On 2-complexes embeddable in 4-space, and the excluded minors of their underlying graphs
Agelos Georgakopoulos, Martin Winter
TL;DR
The paper tackles the decidability and structure of embedding 2-dimensional CW complexes into $\\mathbb{R}^4$, focusing on the natural class of 4-flat graphs. It develops a toolkit of embeddability-preserving operations (joining, cloning, collapsing, edge cloning, rerouting, stellification, and $\\Delta\\mathrm{Y}$ transforms) and analyzes their impact on 4-flatness, including a counterexample showing a $\\mathrm{Y}\\Delta$ move can fail to preserve embeddability.
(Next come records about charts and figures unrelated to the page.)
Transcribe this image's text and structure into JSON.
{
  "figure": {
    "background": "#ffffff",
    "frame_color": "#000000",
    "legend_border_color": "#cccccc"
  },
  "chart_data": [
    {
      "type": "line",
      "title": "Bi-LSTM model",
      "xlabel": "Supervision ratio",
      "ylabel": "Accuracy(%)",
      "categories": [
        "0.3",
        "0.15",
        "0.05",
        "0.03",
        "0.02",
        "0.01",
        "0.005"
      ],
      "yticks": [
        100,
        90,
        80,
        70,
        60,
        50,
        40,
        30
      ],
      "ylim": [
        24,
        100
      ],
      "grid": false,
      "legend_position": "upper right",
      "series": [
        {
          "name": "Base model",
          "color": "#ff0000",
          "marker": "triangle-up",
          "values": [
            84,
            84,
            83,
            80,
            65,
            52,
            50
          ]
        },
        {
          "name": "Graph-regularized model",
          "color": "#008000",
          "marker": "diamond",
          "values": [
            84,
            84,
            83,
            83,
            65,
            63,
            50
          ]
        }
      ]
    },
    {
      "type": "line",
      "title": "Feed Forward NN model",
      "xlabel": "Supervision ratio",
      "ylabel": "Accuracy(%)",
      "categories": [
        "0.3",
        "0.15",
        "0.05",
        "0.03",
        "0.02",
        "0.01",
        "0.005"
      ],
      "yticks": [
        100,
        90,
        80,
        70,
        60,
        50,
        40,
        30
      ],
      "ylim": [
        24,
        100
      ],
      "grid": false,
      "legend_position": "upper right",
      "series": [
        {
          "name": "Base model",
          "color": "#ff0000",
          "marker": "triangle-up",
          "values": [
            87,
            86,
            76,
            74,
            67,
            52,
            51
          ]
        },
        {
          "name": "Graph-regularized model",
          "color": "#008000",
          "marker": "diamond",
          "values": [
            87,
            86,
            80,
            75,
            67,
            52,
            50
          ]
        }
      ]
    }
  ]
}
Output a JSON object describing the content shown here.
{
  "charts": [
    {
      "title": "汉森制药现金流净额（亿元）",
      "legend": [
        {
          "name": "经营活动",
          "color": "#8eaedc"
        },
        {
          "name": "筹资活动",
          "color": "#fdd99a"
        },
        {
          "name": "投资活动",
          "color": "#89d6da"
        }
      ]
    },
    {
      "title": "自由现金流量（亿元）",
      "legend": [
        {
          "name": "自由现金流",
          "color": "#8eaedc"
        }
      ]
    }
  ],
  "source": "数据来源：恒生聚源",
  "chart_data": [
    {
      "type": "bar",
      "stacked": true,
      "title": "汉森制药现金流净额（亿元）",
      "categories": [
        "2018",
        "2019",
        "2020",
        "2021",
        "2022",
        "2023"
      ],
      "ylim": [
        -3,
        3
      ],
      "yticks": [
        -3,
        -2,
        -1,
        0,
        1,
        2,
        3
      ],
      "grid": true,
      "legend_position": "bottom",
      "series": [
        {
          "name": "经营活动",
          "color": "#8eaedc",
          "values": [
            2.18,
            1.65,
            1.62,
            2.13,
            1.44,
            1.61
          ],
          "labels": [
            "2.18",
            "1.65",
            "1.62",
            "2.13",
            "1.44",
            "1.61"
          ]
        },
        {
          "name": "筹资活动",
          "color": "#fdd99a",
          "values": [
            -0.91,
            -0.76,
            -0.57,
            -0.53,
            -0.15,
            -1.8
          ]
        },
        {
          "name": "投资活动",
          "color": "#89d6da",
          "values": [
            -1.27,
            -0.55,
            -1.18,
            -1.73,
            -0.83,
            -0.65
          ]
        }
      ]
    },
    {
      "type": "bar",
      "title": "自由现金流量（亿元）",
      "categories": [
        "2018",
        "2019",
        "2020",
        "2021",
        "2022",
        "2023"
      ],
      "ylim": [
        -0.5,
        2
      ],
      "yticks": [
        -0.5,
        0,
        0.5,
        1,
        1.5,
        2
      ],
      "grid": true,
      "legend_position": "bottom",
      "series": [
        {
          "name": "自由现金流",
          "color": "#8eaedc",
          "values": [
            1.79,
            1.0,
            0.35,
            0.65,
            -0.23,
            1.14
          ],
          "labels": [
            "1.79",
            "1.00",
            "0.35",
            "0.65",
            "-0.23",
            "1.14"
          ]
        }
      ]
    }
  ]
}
A key contribution is the verification that all 78 Heawood graphs are excluded minors for 4-flat graphs, using both computer-assisted and manual case analyses, and the demonstration that the $\\Delta\\mathrm{Y}$ part of van der Holst's conjectures can fail in general. The results yield structural insights into how 4-flatness interacts with variants of full complexes, sliced embeddings, suspensions, and clique sums, advancing the understanding of the embedding problem in 4-space and guiding future work on Ex$(F)$ for this natural minor-closed class.
Abstract
We study the potentially undecidable problem of whether a given 2-dimensional CW complex can be embedded into $\mathbb{R}^4$. We provide operations that preserve embeddability, including joining and cloning of 2-cells, as well as $Δ\mathrm Y$-transformations. We also construct a CW complex for which $\mathrm YΔ$-transformations do not preserve embeddability. We use these results to study 4-flat graphs, i.e., graphs that embed in $\mathbb{R}^4$ after attaching any number of 2-cells to their cycles; a graph class that naturally generalizes planarity and linklessness. We verify several conjectures of van der Holst; in particular, we prove that each of the 78 graphs of the Heawood family is an excluded minor for the class of 4-flat graphs.